Depuis plusieurs semaines, la mobilisation pour un meilleur salaire minimum s'étend aux Etats-Unis. Sous la pression, McDonald's et Walmart viennent de faire un geste. Mais on est loin des 15 dollars de l'heure que réclameront des centaines de milliers d'Américains le 15 avril.

Manifestation pour un salaire minimum de 15 dollars, le 13 novembre 2014 à Washington. REUTERS/Gary Cameron
Manifestation pour un salaire minimum de 15 dollars, le 13 novembre 2014 à Washington. REUTERS/Gary Cameron

Temps de lecture: 5 minutes

New York (Etats-Unis)

Lauren Bird est passionnée d'Harry Potter. Elle est fan aussi de la trilogie des Hunger Games. Avec son physique d'adolescente et de grosses lunettes drôles, elle me rappelle ces personnages féminins des romans de J.K. Rowling ou de Suzanne Collins. Et semble comme juste sortie de l'enfance.

Lauren Bird m'a donné rendez-vous à côté du nouveau siège de Google à New York, à l'angle de la 9e Avenue et de la 16e Rue, à Chelsea.

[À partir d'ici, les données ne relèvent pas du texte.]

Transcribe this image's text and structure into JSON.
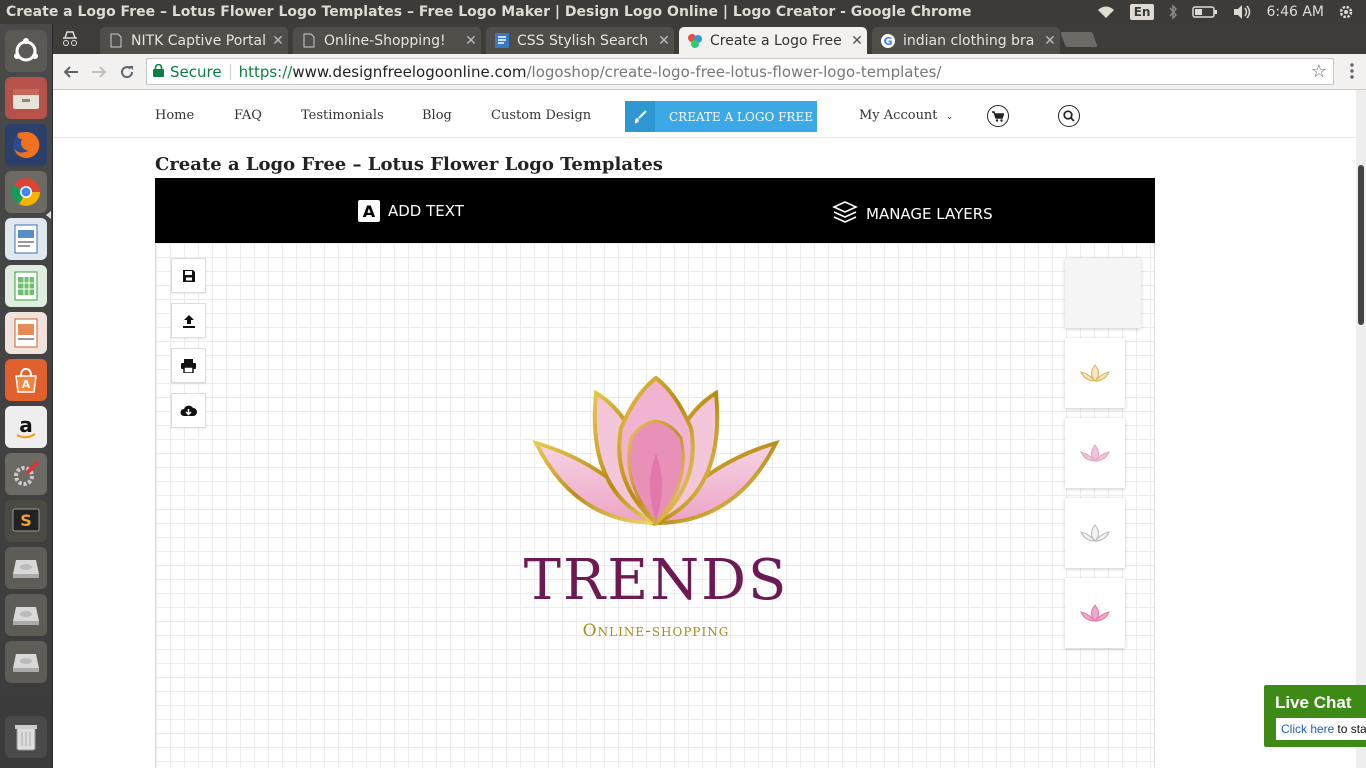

A ses heures perdues, elle squatte les bureaux de YouTube, qui appartient à Google, où elle peut gratuitement utiliser des studios de montage pour ses vidéos. Sa spécialité: les «waffles», ces gaufres très prisées des Américains.

Comme d'autres testent les iPhones ou la solidité des skateboards, Lauren Bird a choisi de tester les «Waffle Irons» (les machines à faire des gaufres) pour voir si elles étaient aussi résistantes que leurs promoteurs le prétendent. Sur sa chaîne YouTube, elle essaye donc de faire cuire des œufs, des sushis, des cornichons, des Snickers et même une citrouille avec cet appareil à gaufres! Le résultat est parfois surprenant; et toujours hilarant.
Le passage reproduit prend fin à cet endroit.